Garden ‘N’ Grill closed that same year, and the revolving door in that building continued. It was opened as Tequila Dan’s Mexican restaurant around the turn of the millennium. Tequila Dan’s had relocated from South Carson Street; it used to be located about where Discount Tire is now.

But even by the time Tequila Dan’s had opened, changes were starting to come to that part of town. Lucky Supermarket closed in the late 1990s. And it didn’t close for economic reasons, or declining business. It closed because the State was finally getting serious about building the Carson City Freeway. The freeway had been planned for decades, but by the end of the 20th Century they decided it was time to start working on it. The Lucky shopping center was sitting right in the middle of the freeway’s path. Every business in the shopping center had to close or relocate. Every business, that is, except this restaurant space. Because of its location at the far corner of the land, the freeway would just miss it. Tequila Dan’s was allowed to stay open. In these photos you can see it sitting there in 2004, after the rest of the center had been demolished and freeway construction was about to start.

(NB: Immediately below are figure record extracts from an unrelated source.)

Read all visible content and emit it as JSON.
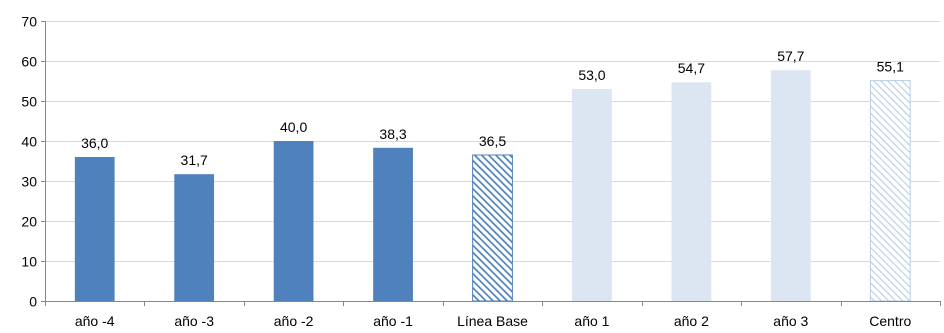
{
  "chart_data": {
    "type": "bar",
    "categories": [
      "año -4",
      "año -3",
      "año -2",
      "año -1",
      "Línea Base",
      "año 1",
      "año 2",
      "año 3",
      "Centro"
    ],
    "values": [
      36.0,
      31.7,
      40.0,
      38.3,
      36.5,
      53.0,
      54.7,
      57.7,
      55.1
    ],
    "data_labels": [
      "36,0",
      "31,7",
      "40,0",
      "38,3",
      "36,5",
      "53,0",
      "54,7",
      "57,7",
      "55,1"
    ],
    "bar_styles": [
      "solid-dark",
      "solid-dark",
      "solid-dark",
      "solid-dark",
      "hatched-dark",
      "solid-light",
      "solid-light",
      "solid-light",
      "hatched-light"
    ],
    "yticks": [
      "0",
      "10",
      "20",
      "30",
      "40",
      "50",
      "60",
      "70"
    ],
    "ylim": [
      0,
      70
    ],
    "grid": true,
    "legend": "none",
    "colors": {
      "dark": "#4f81bd",
      "light": "#dce6f2",
      "light_hatch": "#b9cde5",
      "grid": "#d9d9d9",
      "axis": "#868686"
    }
  }
}
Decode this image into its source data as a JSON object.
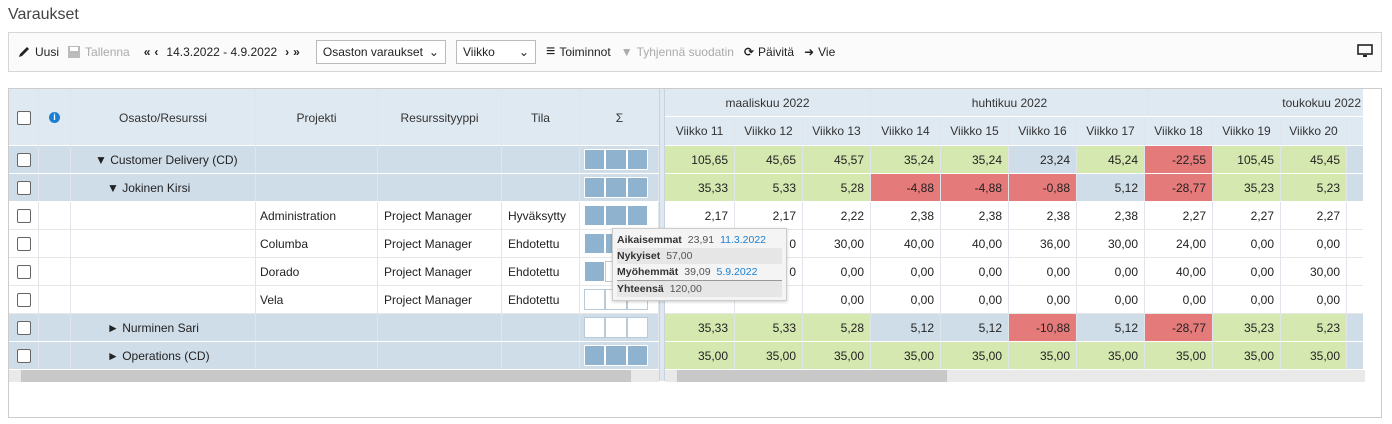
{
  "title": "Varaukset",
  "toolbar": {
    "new_label": "Uusi",
    "save_label": "Tallenna",
    "date_range": "14.3.2022 - 4.9.2022",
    "view_select": "Osaston varaukset",
    "period_select": "Viikko",
    "actions_label": "Toiminnot",
    "clear_filter_label": "Tyhjennä suodatin",
    "refresh_label": "Päivitä",
    "export_label": "Vie"
  },
  "columns": {
    "osasto": "Osasto/Resurssi",
    "projekti": "Projekti",
    "resurssityyppi": "Resurssityyppi",
    "tila": "Tila",
    "sigma": "Σ"
  },
  "months": [
    "maaliskuu 2022",
    "huhtikuu 2022",
    "toukokuu 2022"
  ],
  "weeks": [
    "Viikko 11",
    "Viikko 12",
    "Viikko 13",
    "Viikko 14",
    "Viikko 15",
    "Viikko 16",
    "Viikko 17",
    "Viikko 18",
    "Viikko 19",
    "Viikko 20"
  ],
  "rows": [
    {
      "name": "▼ Customer Delivery (CD)",
      "indent": 1,
      "type": "grp",
      "projekti": "",
      "resurssityyppi": "",
      "tila": "",
      "values": [
        "105,65",
        "45,65",
        "45,57",
        "35,24",
        "35,24",
        "23,24",
        "45,24",
        "-22,55",
        "105,45",
        "45,45"
      ],
      "colors": [
        "green",
        "green",
        "green",
        "green",
        "green",
        "blue",
        "green",
        "red",
        "green",
        "green"
      ]
    },
    {
      "name": "▼ Jokinen Kirsi",
      "indent": 2,
      "type": "grp",
      "projekti": "",
      "resurssityyppi": "",
      "tila": "",
      "values": [
        "35,33",
        "5,33",
        "5,28",
        "-4,88",
        "-4,88",
        "-0,88",
        "5,12",
        "-28,77",
        "35,23",
        "5,23"
      ],
      "colors": [
        "green",
        "green",
        "green",
        "red",
        "red",
        "red",
        "blue",
        "red",
        "green",
        "green"
      ]
    },
    {
      "name": "",
      "indent": 0,
      "type": "plain",
      "projekti": "Administration",
      "resurssityyppi": "Project Manager",
      "tila": "Hyväksytty",
      "values": [
        "2,17",
        "2,17",
        "2,22",
        "2,38",
        "2,38",
        "2,38",
        "2,38",
        "2,27",
        "2,27",
        "2,27"
      ],
      "colors": [
        "white",
        "white",
        "white",
        "white",
        "white",
        "white",
        "white",
        "white",
        "white",
        "white"
      ]
    },
    {
      "name": "",
      "indent": 0,
      "type": "plain",
      "projekti": "Columba",
      "resurssityyppi": "Project Manager",
      "tila": "Ehdotettu",
      "values": [
        "",
        "0",
        "30,00",
        "40,00",
        "40,00",
        "36,00",
        "30,00",
        "24,00",
        "0,00",
        "0,00"
      ],
      "colors": [
        "white",
        "white",
        "white",
        "white",
        "white",
        "white",
        "white",
        "white",
        "white",
        "white"
      ]
    },
    {
      "name": "",
      "indent": 0,
      "type": "plain",
      "projekti": "Dorado",
      "resurssityyppi": "Project Manager",
      "tila": "Ehdotettu",
      "values": [
        "",
        "0",
        "0,00",
        "0,00",
        "0,00",
        "0,00",
        "0,00",
        "40,00",
        "0,00",
        "30,00"
      ],
      "colors": [
        "white",
        "white",
        "white",
        "white",
        "white",
        "white",
        "white",
        "white",
        "white",
        "white"
      ]
    },
    {
      "name": "",
      "indent": 0,
      "type": "plain",
      "projekti": "Vela",
      "resurssityyppi": "Project Manager",
      "tila": "Ehdotettu",
      "values": [
        "",
        "",
        "0,00",
        "0,00",
        "0,00",
        "0,00",
        "0,00",
        "0,00",
        "0,00",
        "0,00"
      ],
      "colors": [
        "white",
        "white",
        "white",
        "white",
        "white",
        "white",
        "white",
        "white",
        "white",
        "white"
      ]
    },
    {
      "name": "► Nurminen Sari",
      "indent": 2,
      "type": "grp",
      "projekti": "",
      "resurssityyppi": "",
      "tila": "",
      "values": [
        "35,33",
        "5,33",
        "5,28",
        "5,12",
        "5,12",
        "-10,88",
        "5,12",
        "-28,77",
        "35,23",
        "5,23"
      ],
      "colors": [
        "green",
        "green",
        "green",
        "blue",
        "blue",
        "red",
        "blue",
        "red",
        "green",
        "green"
      ]
    },
    {
      "name": "► Operations (CD)",
      "indent": 2,
      "type": "grp",
      "projekti": "",
      "resurssityyppi": "",
      "tila": "",
      "values": [
        "35,00",
        "35,00",
        "35,00",
        "35,00",
        "35,00",
        "35,00",
        "35,00",
        "35,00",
        "35,00",
        "35,00"
      ],
      "colors": [
        "green",
        "green",
        "green",
        "green",
        "green",
        "green",
        "green",
        "green",
        "green",
        "green"
      ]
    }
  ],
  "sigma_fill": [
    "full",
    "full",
    "full",
    "full",
    "partial",
    "empty",
    "empty",
    "full",
    "empty"
  ],
  "tooltip": {
    "aikaisemmat_label": "Aikaisemmat",
    "aikaisemmat_value": "23,91",
    "aikaisemmat_date": "11.3.2022",
    "nykyiset_label": "Nykyiset",
    "nykyiset_value": "57,00",
    "myohemmat_label": "Myöhemmät",
    "myohemmat_value": "39,09",
    "myohemmat_date": "5.9.2022",
    "yhteensa_label": "Yhteensä",
    "yhteensa_value": "120,00"
  }
}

And in an aerial photo from 2003.

Even though Tequila Dan’s was able to remain standing, that doesn’t mean it was untouched by the freeway. The area of Hwy 50 where the freeway was being built was a construction nightmare for 2 years. Traffic cones were everywhere, roads were blocked off, heavy equipment was active on the site all day. It proved to be too much, and in 2005 Tequila Dan’s threw in the towel and closed, blaming the freeway construction for their failure.

But there were two more entrepreneurs willing to take on the challenge. Nate Lance and Damon George opened Mulligan’s Pub in the summer of 2005, not long after Tequila Dan’s vacated. They were optimistic about being the first restaurant right off of a freeway exit. And they made it work for a couple of years. These photos are from the day of the grand opening party for the freeway, February 11, 2006, and a crowded parking lot shows that at least some of the people who came for the party stayed for some food.

But it was short lived. The State of Nevada owned the building and the land it sat on, a leftover arrangement from when they had bought the whole shopping center. A 2007 article mentioned that the State didn’t want to be in the landlord business and was trying to sell the land. But it also mentioned that Mulligan’s was closed by then, and the building was planned to be demolished.

And demolished it was. The previous article talks about big plans for the land, including housing or expanding the shopping center, but none of that has come to fruition. According to the City Assessor, the State held onto the land until 2017, when they sold it to a developer. The land has been empty for over 15 years since Mulligan’s was torn down. It has become overrun with weeds.


The center being built in 1979.

The shopping center through the years. 1999, 2003, 2006, 2007. The shopping center was torn down and the freeway was built, and Mulligan’s was the last building standing.

But the potential that was seen by Lance and George for this land is still there. It’s a good chunk of land right next to a major freeway exit. It’s across the street from a large casino and a shopping center. There’s a lot that could be done here. We might revisit this in another 15 years, and find that another restaurant has been built on this site.

What are your memories of any of the restaurants that were at this corner?

3 comments

  1. Sad that all this land and buildings are unused in Carson City. This is the only place that I’ve seen in all the surrounding cities that have this going on something needs to be done or passed to get them filled up and used.

  2. I believe that Tequila Dans was Joaquine Murietta first. He told me that he changed the name because nobody could spell Joaquine to find it in the yellow pages. For people that don’t know what the yellow pages are, that is where businesses paid to have their businesses listed with or without an ad telling about their company or business and the listing was at the back of our phonebook. I also “think” before the owner moved to that location, he was on Hwy 395 close to another popular Mexican Restaurant but the business had another Mexican name with I can’t remember.